野田市などによりますと、心愛さんはおととし11月に当時通っていた小学校で行われたアンケートで「父からいじめを受けている」と訴え、1か月余り児童相談所に一時保護されました。一時保護が解除されたあとの去年1月栗原容疑者が小学校を訪れ「娘に暴力は振るっていない」とか「人の子どもを一時保護といって勝手に連れて行くのはおかしい」などと抗議したうえで、アンケートの回答を見せるよう強く求めたということです。
学校側は「個人情報なので本人の同意もない中、父親でも見せることはできない」と拒否しましたが、その3日後に栗原容疑者が心愛さんの同意を取ったとする書類を持って市の教育委員会を訪れたたため、教育委員会はアンケートのコピーを渡したということです。
コピーを渡すことについて、児童相談所には相談していなかったということです。
これについて野田市は「一時保護に対する父親の怒りを抑えるためやむなくコピーを渡してしまったが、著しく配慮を欠いた対応だった。亡くなった心愛さんに大変申し訳なく思っています」としています。
弁護士「市教委の対応 論外」
児童虐待の防止に取り組むNPO法人「シンクキッズ」の後藤啓二弁護士は「父親に対してアンケートのコピーを渡せば、虐待がひどくなるおそれもあり、野田市教育委員会の対応は論外だ。父親の怒りを恐れてのことかもしれないが、この問題を市で抱え込まず、警察などと連携して女の子の保護を進めるべきだった」と話しています。
児相と学校などの連携不足指摘
児童虐待をめぐっては、これまでも事件が起きるたびに、関係機関の連携不足が指摘されてきました。
去年、厚生労働省がまとめた緊急対策でも、児童相談所と学校などの間で情報共有を進めることが盛り込まれました。虐待を発見しやすい立場にある学校からの情報をもとに児童相談所が速やかに対応するねらいで、虐待が疑われる通報を受けてから原則48時間以内に子どもの安全を確認することとしています。
ところが、今回の千葉県野田市の事件では、女の子が今月に入って一度も登校していなかったにもかかわらず、学校が児童相談所に伝えたのは事件の3日前でした。
さらに、児童相談所も学校からの情報を受けたあと、状況を確認するための家庭訪問など速やかな対応をとることはありませんでした。
また、それ以前の児童相談所の対応にも問題があったとされています。死亡した女の子は虐待が疑われたことから、おととし11月に児童相談所に一時保護されました。ところが、児童相談所は翌月に一時保護を解除したあと、一度も女の子の自宅を訪問していなかったということです。

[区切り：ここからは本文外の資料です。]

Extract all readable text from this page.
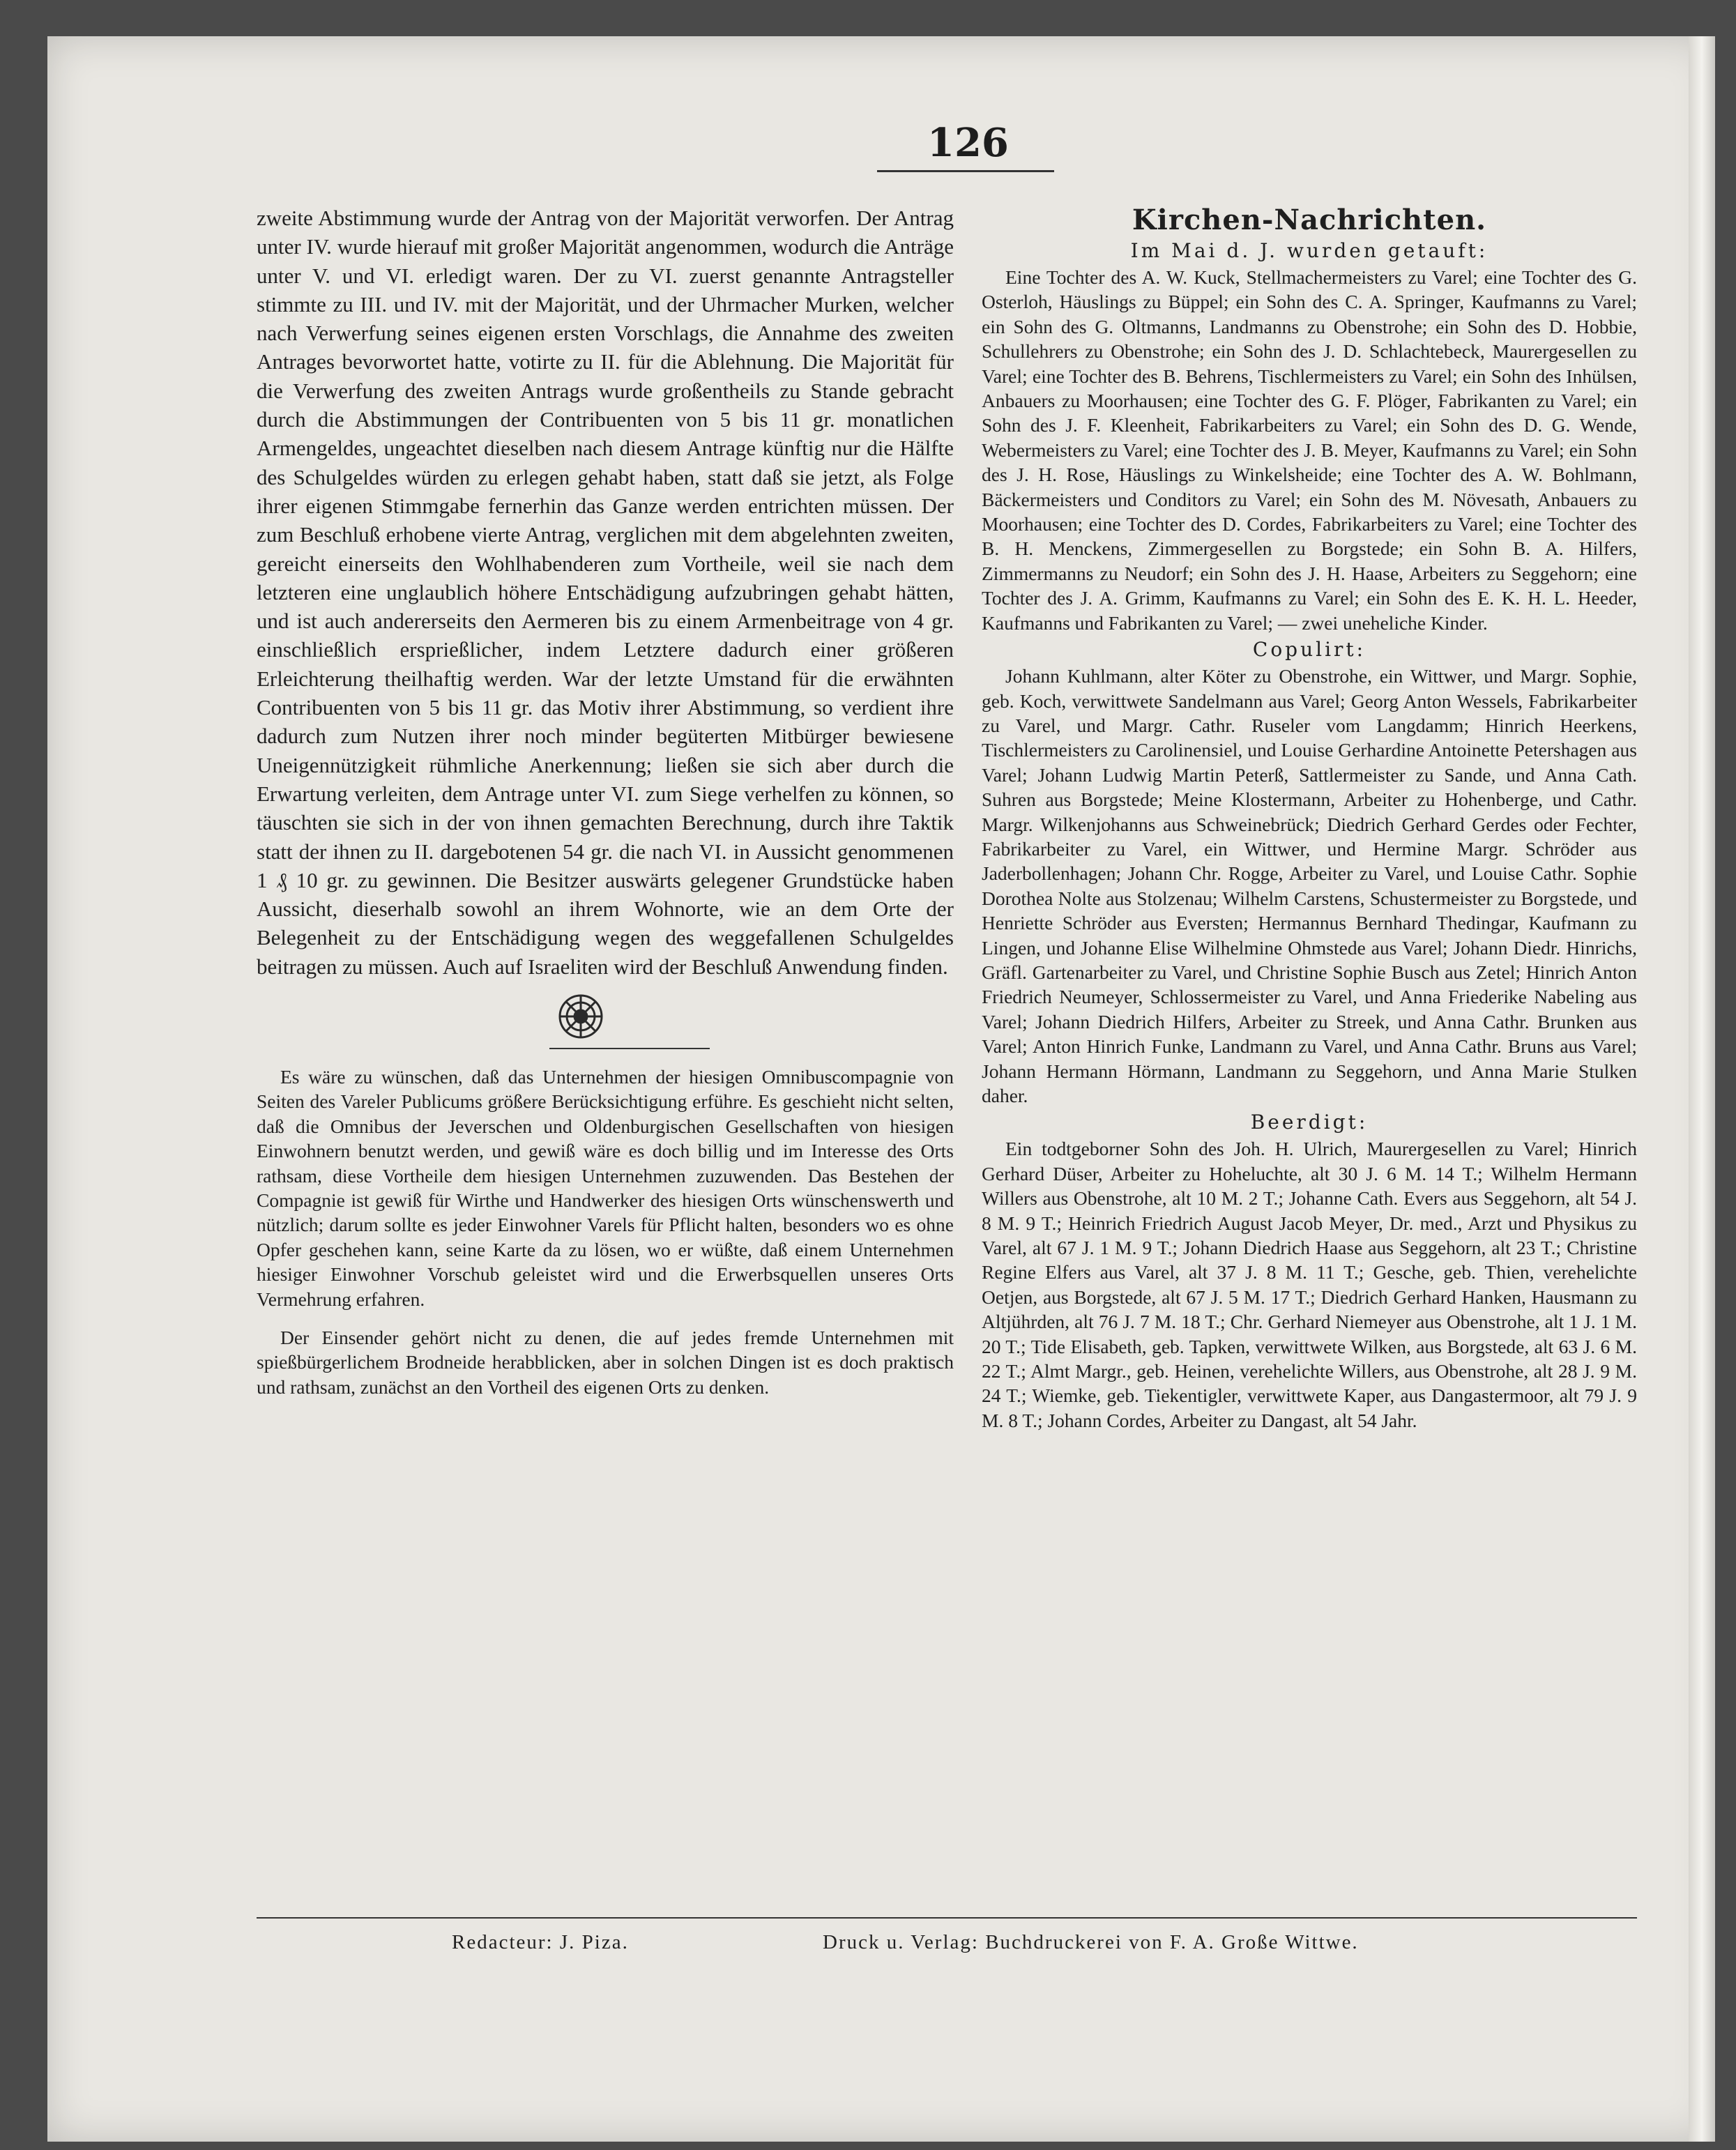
126

zweite Abstimmung wurde der Antrag von der Majorität verworfen. Der Antrag unter IV. wurde hierauf mit großer Majorität angenommen, wodurch die Anträge unter V. und VI. erledigt waren. Der zu VI. zuerst genannte Antragsteller stimmte zu III. und IV. mit der Majorität, und der Uhrmacher Murken, welcher nach Verwerfung seines eigenen ersten Vorschlags, die Annahme des zweiten Antrages bevorwortet hatte, votirte zu II. für die Ablehnung. Die Majorität für die Verwerfung des zweiten Antrags wurde großentheils zu Stande gebracht durch die Abstimmungen der Contribuenten von 5 bis 11 gr. monatlichen Armengeldes, ungeachtet dieselben nach diesem Antrage künftig nur die Hälfte des Schulgeldes würden zu erlegen gehabt haben, statt daß sie jetzt, als Folge ihrer eigenen Stimmgabe fernerhin das Ganze werden entrichten müssen. Der zum Beschluß erhobene vierte Antrag, verglichen mit dem abgelehnten zweiten, gereicht einerseits den Wohlhabenderen zum Vortheile, weil sie nach dem letzteren eine unglaublich höhere Entschädigung aufzubringen gehabt hätten, und ist auch andererseits den Aermeren bis zu einem Armenbeitrage von 4 gr. einschließlich ersprießlicher, indem Letztere dadurch einer größeren Erleichterung theilhaftig werden. War der letzte Umstand für die erwähnten Contribuenten von 5 bis 11 gr. das Motiv ihrer Abstimmung, so verdient ihre dadurch zum Nutzen ihrer noch minder begüterten Mitbürger bewiesene Uneigennützigkeit rühmliche Anerkennung; ließen sie sich aber durch die Erwartung verleiten, dem Antrage unter VI. zum Siege verhelfen zu können, so täuschten sie sich in der von ihnen gemachten Berechnung, durch ihre Taktik statt der ihnen zu II. dargebotenen 54 gr. die nach VI. in Aussicht genommenen 1 ₰ 10 gr. zu gewinnen. Die Besitzer auswärts gelegener Grundstücke haben Aussicht, dieserhalb sowohl an ihrem Wohnorte, wie an dem Orte der Belegenheit zu der Entschädigung wegen des weggefallenen Schulgeldes beitragen zu müssen. Auch auf Israeliten wird der Beschluß Anwendung finden.

Es wäre zu wünschen, daß das Unternehmen der hiesigen Omnibuscompagnie von Seiten des Vareler Publicums größere Berücksichtigung erführe. Es geschieht nicht selten, daß die Omnibus der Jeverschen und Oldenburgischen Gesellschaften von hiesigen Einwohnern benutzt werden, und gewiß wäre es doch billig und im Interesse des Orts rathsam, diese Vortheile dem hiesigen Unternehmen zuzuwenden. Das Bestehen der Compagnie ist gewiß für Wirthe und Handwerker des hiesigen Orts wünschenswerth und nützlich; darum sollte es jeder Einwohner Varels für Pflicht halten, besonders wo es ohne Opfer geschehen kann, seine Karte da zu lösen, wo er wüßte, daß einem Unternehmen hiesiger Einwohner Vorschub geleistet wird und die Erwerbsquellen unseres Orts Vermehrung erfahren.

Der Einsender gehört nicht zu denen, die auf jedes fremde Unternehmen mit spießbürgerlichem Brodneide herabblicken, aber in solchen Dingen ist es doch praktisch und rathsam, zunächst an den Vortheil des eigenen Orts zu denken.

Kirchen-Nachrichten.
Im Mai d. J. wurden getauft:

Eine Tochter des A. W. Kuck, Stellmachermeisters zu Varel; eine Tochter des G. Osterloh, Häuslings zu Büppel; ein Sohn des C. A. Springer, Kaufmanns zu Varel; ein Sohn des G. Oltmanns, Landmanns zu Obenstrohe; ein Sohn des D. Hobbie, Schullehrers zu Obenstrohe; ein Sohn des J. D. Schlachtebeck, Maurergesellen zu Varel; eine Tochter des B. Behrens, Tischlermeisters zu Varel; ein Sohn des Inhülsen, Anbauers zu Moorhausen; eine Tochter des G. F. Plöger, Fabrikanten zu Varel; ein Sohn des J. F. Kleenheit, Fabrikarbeiters zu Varel; ein Sohn des D. G. Wende, Webermeisters zu Varel; eine Tochter des J. B. Meyer, Kaufmanns zu Varel; ein Sohn des J. H. Rose, Häuslings zu Winkelsheide; eine Tochter des A. W. Bohlmann, Bäckermeisters und Conditors zu Varel; ein Sohn des M. Növesath, Anbauers zu Moorhausen; eine Tochter des D. Cordes, Fabrikarbeiters zu Varel; eine Tochter des B. H. Menckens, Zimmergesellen zu Borgstede; ein Sohn B. A. Hilfers, Zimmermanns zu Neudorf; ein Sohn des J. H. Haase, Arbeiters zu Seggehorn; eine Tochter des J. A. Grimm, Kaufmanns zu Varel; ein Sohn des E. K. H. L. Heeder, Kaufmanns und Fabrikanten zu Varel; — zwei uneheliche Kinder.

Copulirt:

Johann Kuhlmann, alter Köter zu Obenstrohe, ein Wittwer, und Margr. Sophie, geb. Koch, verwittwete Sandelmann aus Varel; Georg Anton Wessels, Fabrikarbeiter zu Varel, und Margr. Cathr. Ruseler vom Langdamm; Hinrich Heerkens, Tischlermeisters zu Carolinensiel, und Louise Gerhardine Antoinette Petershagen aus Varel; Johann Ludwig Martin Peterß, Sattlermeister zu Sande, und Anna Cath. Suhren aus Borgstede; Meine Klostermann, Arbeiter zu Hohenberge, und Cathr. Margr. Wilkenjohanns aus Schweinebrück; Diedrich Gerhard Gerdes oder Fechter, Fabrikarbeiter zu Varel, ein Wittwer, und Hermine Margr. Schröder aus Jaderbollenhagen; Johann Chr. Rogge, Arbeiter zu Varel, und Louise Cathr. Sophie Dorothea Nolte aus Stolzenau; Wilhelm Carstens, Schustermeister zu Borgstede, und Henriette Schröder aus Eversten; Hermannus Bernhard Thedingar, Kaufmann zu Lingen, und Johanne Elise Wilhelmine Ohmstede aus Varel; Johann Diedr. Hinrichs, Gräfl. Gartenarbeiter zu Varel, und Christine Sophie Busch aus Zetel; Hinrich Anton Friedrich Neumeyer, Schlossermeister zu Varel, und Anna Friederike Nabeling aus Varel; Johann Diedrich Hilfers, Arbeiter zu Streek, und Anna Cathr. Brunken aus Varel; Anton Hinrich Funke, Landmann zu Varel, und Anna Cathr. Bruns aus Varel; Johann Hermann Hörmann, Landmann zu Seggehorn, und Anna Marie Stulken daher.

Beerdigt:

Ein todtgeborner Sohn des Joh. H. Ulrich, Maurergesellen zu Varel; Hinrich Gerhard Düser, Arbeiter zu Hoheluchte, alt 30 J. 6 M. 14 T.; Wilhelm Hermann Willers aus Obenstrohe, alt 10 M. 2 T.; Johanne Cath. Evers aus Seggehorn, alt 54 J. 8 M. 9 T.; Heinrich Friedrich August Jacob Meyer, Dr. med., Arzt und Physikus zu Varel, alt 67 J. 1 M. 9 T.; Johann Diedrich Haase aus Seggehorn, alt 23 T.; Christine Regine Elfers aus Varel, alt 37 J. 8 M. 11 T.; Gesche, geb. Thien, verehelichte Oetjen, aus Borgstede, alt 67 J. 5 M. 17 T.; Diedrich Gerhard Hanken, Hausmann zu Altjührden, alt 76 J. 7 M. 18 T.; Chr. Gerhard Niemeyer aus Obenstrohe, alt 1 J. 1 M. 20 T.; Tide Elisabeth, geb. Tapken, verwittwete Wilken, aus Borgstede, alt 63 J. 6 M. 22 T.; Almt Margr., geb. Heinen, verehelichte Willers, aus Obenstrohe, alt 28 J. 9 M. 24 T.; Wiemke, geb. Tiekentigler, verwittwete Kaper, aus Dangastermoor, alt 79 J. 9 M. 8 T.; Johann Cordes, Arbeiter zu Dangast, alt 54 Jahr.

Redacteur: J. Piza.	Druck u. Verlag: Buchdruckerei von F. A. Große Wittwe.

厚生労働省が定めたガイドラインでは、児童相談所が一時保護を解除する際には、虐待再発のリスクや家庭環境の改善などを確認したうえで、解除後も必要に応じて子どもとの面会や家族との面談を行うなどとしています。また、去年まとめられた緊急対策でも児童相談所は一時保護を解除したあとも状況を把握し、リスクが高まった場合にはためらわずに再び一時保護することとしています。
森田知事「児童相談所の対応に問題」
一方、今回の事件で女の子を一時保護していた千葉県の柏児童相談所の対応について、森田知事は、記者会見で「一生懸命にやったとは思うが、こういうことが起きたのは、どこかに隙間や油断があったということだ」と述べ、問題があったという認識を示しました。
そのうえで「どこに隙間や油断があったのか、それをなくすためにはどうすればいいのかを一つ一つ検証したい。こういうことを二度と起こさないようにするのが県の責任だ」と述べ、専門家などによる検証委員会の設置を急ぎ、問題点の把握と対策の検討を進める考えを強調しました。